Thursday, May 29, 2008

ROW vs. Wading

It seems like our potholes and rough street repairs form pools sufficient for wading or even rowing. And that lack of quality has the City Council's attention.

The Tacoma City Council Environment and Public Works Committee yesterday (5-28-08) afternoon discussed a new, state-of-the-art policy aimed at preserving Tacoma's investment in roads.

As part of the City's overall direction to improve streets, the Council committee is too considering how utility cuts for access for maintenance, repairs and installation of new services impacts these roads. Cuts and trenches are made for Internet and TV cable, telephone lines, electric power lines, natural gas pipelines, potable water, storm and sanitary sewer collection.

City Public Works/Streets provided some estimates for how much the proposed changes would impact customers. The most common denominator is a mid-block (as opposed to corner lot) residential property needing to replace a 6" diameter sanitary sewer lateral. The homeowner is responsible for all costs from his/her home, including the riser, to the sewer lateral. The assumption is that the street is 30' wide and existing asphalt is 4" deep. Following are the costs for street repair, not repairs to plumbing!
The standard practice is for 1' cutback. That requires an estimated $780 to repair.

The proposed rule is a 3' cutback & half street that must be repaved if disturbed. Since the cutback includes both halves of the street as this example has the sanitary sewer on the opposite lane, both sides are disturbed. Estimated cost of street repairs: $2,310.
Net difference between existing rule and proposed rule: $1,530, a 196% increase.

Although Tacoma Public Works (other than the streets department) and Tacoma Public Utilities are impacted by these requirements, none attended AND participated in the discussion of the impact of this proposal on customers. Only Comcast and Puget Sound Energy commented. All these public and private utilities might be expected to be disinterested in the imposition of such rules. They could be expected to pass those costs to all the ratepayers in the utility area, or have the costs accrue to the homeowners and not pass through the utility at all.

However, such is not the case with Puget Sound Energy. Reported earlier in this advocacy blog are reports on the expected declaration of the Tacoma metro area as a non-attainment area for PM2.5. The chief culprit for the region's poor air quality is conceded to be wood smoke from residential fireplaces or older, inefficient wood stoves. There are two likely fixes for the air quality problem. One is to subsidize the replacement of old stoves for homeowners.

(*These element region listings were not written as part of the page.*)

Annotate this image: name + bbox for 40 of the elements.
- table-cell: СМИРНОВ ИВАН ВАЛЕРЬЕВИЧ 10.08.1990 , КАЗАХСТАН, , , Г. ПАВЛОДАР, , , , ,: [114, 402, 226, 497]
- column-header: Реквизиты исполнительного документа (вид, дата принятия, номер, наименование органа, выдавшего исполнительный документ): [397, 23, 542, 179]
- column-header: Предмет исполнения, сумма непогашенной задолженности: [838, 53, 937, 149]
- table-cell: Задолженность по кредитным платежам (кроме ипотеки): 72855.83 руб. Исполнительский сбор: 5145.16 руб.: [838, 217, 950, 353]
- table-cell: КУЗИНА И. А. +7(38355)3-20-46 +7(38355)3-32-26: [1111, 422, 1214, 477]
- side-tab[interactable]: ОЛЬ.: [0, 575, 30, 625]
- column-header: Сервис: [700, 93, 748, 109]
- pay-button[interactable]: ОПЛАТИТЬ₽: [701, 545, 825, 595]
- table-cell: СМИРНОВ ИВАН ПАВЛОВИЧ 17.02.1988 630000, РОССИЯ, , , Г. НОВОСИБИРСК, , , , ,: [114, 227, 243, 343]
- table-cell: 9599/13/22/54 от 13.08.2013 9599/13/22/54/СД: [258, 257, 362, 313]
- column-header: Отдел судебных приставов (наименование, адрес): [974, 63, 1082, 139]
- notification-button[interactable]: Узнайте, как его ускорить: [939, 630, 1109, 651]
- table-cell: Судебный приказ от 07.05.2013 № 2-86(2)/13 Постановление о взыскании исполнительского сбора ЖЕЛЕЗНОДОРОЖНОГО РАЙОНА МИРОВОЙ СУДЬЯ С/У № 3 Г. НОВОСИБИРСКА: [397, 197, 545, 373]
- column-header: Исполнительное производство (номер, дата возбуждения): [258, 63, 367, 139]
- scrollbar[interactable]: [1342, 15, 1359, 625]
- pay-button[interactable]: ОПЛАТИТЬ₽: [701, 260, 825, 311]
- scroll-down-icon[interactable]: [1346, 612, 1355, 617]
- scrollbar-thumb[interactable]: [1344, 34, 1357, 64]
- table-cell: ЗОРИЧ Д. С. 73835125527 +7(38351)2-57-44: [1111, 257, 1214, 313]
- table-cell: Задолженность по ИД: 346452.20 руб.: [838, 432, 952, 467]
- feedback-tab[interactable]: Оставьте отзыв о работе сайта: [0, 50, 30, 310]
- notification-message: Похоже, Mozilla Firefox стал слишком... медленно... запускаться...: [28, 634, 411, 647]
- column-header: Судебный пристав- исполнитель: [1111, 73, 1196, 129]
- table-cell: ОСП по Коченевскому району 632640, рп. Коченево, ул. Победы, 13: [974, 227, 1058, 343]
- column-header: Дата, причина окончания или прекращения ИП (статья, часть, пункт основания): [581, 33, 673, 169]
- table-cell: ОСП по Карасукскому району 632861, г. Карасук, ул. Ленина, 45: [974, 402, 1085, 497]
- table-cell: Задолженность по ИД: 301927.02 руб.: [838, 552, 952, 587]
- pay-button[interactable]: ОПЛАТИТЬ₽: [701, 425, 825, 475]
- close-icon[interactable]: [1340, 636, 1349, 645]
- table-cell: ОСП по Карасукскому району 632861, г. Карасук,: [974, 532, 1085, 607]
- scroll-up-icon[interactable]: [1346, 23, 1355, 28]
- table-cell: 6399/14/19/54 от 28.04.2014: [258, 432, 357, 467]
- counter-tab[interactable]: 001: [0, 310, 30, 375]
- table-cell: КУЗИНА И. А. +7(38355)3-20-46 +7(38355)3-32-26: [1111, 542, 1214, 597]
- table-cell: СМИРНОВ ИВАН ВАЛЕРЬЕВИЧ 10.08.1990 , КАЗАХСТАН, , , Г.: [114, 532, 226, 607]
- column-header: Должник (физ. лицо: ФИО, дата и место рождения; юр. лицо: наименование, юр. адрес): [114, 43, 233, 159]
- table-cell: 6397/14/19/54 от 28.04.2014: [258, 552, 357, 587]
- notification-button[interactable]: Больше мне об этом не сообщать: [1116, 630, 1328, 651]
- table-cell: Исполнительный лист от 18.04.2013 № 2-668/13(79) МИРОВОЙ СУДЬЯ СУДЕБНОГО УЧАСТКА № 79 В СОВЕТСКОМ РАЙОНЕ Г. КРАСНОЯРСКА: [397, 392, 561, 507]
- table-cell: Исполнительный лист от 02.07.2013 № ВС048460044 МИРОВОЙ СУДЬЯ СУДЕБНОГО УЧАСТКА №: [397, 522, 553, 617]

The other is to assist in the conversion of homes to the most efficient fuel - natural gas or electricity. (There are strategic ramifications ((conservation and fish)) for increased demand of electricity as a fuel.) However, this street replacement rule will place substantial costs on homeowners desiring natural gas. For instance, Seattle adopted a similar street replacement rule about 18+ months ago. Since then, PSE has an 80% reduction in new customers (forcing even more of the market to electricity.) Thus, the unintended consequences of the proposed right-of-way (ROW) restoration is to block natural gas as an economical alternative to remedy the poor air quality of the region.

The Chamber spoke to the Council's committee members, about this particular unintended consequence. Additional points that were made were:
  1. The ROW replacement should be relevant to the disruption, not to a larger than necessary area;

  2. The ROW replacement should not be a defacto street renovation/maintenance program;
  3. The ROW replacement program should not seek to place costs on the utility ratepayer for costs that are the responsibility of general government to maintain streets;

  4. Public and private enterprises should be treated the same (a level playing field) in all requirements as to the program including fees and permitting.

It is the sense of this blogger that the Council's Environment and Public Works Committee wishes to recommend an aggressive ROW restoration program. The fairness of that program and the impacts on individual home and business owners and each utility's ratebase of customers remains to be seen.